SCREEN SHOT - Drive My Car









Yosuke Kafuko is living a happy and creative life with his wife Oto. He a successful actor and director, she a brilliant screenwriter. Whilst journeying in their car, during or after sex, she spins elaborate and bizzarely dreamlike tales. Yet there is much that remains unspoken, particularly of Oto's regular extra marital affairs. He knows when these are happening but never says anything, he is so afraid of losing her. On the night he thinks they are going to finally broach the subject, he returns to find her unconscious, she later dies.

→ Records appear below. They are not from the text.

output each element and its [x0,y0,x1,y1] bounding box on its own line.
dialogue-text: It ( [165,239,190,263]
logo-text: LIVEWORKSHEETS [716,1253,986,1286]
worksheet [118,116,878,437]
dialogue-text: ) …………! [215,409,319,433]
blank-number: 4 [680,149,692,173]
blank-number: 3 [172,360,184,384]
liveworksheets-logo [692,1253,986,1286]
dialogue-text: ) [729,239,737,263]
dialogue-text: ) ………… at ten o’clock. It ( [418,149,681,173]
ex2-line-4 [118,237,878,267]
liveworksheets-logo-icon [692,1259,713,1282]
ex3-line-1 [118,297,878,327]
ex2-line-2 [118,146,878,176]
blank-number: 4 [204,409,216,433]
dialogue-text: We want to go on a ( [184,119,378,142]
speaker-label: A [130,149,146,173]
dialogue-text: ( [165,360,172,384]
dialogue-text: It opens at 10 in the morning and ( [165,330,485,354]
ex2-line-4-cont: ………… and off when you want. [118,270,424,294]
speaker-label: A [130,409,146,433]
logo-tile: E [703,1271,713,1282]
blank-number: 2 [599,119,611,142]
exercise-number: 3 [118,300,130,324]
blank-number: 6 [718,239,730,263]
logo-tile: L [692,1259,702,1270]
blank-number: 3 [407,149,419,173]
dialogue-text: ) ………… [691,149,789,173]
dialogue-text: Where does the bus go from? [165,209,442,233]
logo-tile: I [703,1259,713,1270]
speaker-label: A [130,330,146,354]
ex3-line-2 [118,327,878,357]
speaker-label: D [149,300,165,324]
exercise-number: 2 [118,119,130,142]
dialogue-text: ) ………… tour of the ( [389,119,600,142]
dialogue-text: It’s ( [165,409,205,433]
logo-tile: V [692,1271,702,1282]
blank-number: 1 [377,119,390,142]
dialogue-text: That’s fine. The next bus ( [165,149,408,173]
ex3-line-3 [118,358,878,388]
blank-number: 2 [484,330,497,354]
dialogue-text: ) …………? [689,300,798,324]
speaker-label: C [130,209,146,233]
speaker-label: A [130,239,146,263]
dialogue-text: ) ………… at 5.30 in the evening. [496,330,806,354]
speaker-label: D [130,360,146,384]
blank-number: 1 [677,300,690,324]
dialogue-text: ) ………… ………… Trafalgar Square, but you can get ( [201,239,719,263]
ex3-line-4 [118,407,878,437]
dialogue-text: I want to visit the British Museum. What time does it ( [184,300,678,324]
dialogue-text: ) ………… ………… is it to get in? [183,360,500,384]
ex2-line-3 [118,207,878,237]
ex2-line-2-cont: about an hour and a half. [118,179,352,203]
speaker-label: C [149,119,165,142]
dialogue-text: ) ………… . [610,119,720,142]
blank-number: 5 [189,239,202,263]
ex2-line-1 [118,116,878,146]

Three years later Kafuko is a director in residence, assembling a cast for a production of Chekhov's Uncle Vanja. He chooses Takatsuki to play the lead, because he recognises him as Oto's final lover. He wants to understand why Oto needed these affairs, what they gave her that he could not. But its too late now, isn't it? Coming with this job is his very own driver, Misaki Watari, she is very skilled at her job and a good listener. On their daily car journeys they reveal more and more to each other. Discovering they have a lot in common, for each holds a secret guilt.

Based on a Haruki Murakami short story from his collection Men without Women. The film bears some of his trademark strange twists on reality. Different to the book, a lot of why what happens happens, never gets fully explained. The film is a slow elegiac car journey, that nevertheless remains quietly captivating throughout its nearly three hours of running time. If that feelings daunting, be not afraid, it is well worth the effort of surrendering to its simplicity, pace and poignancy.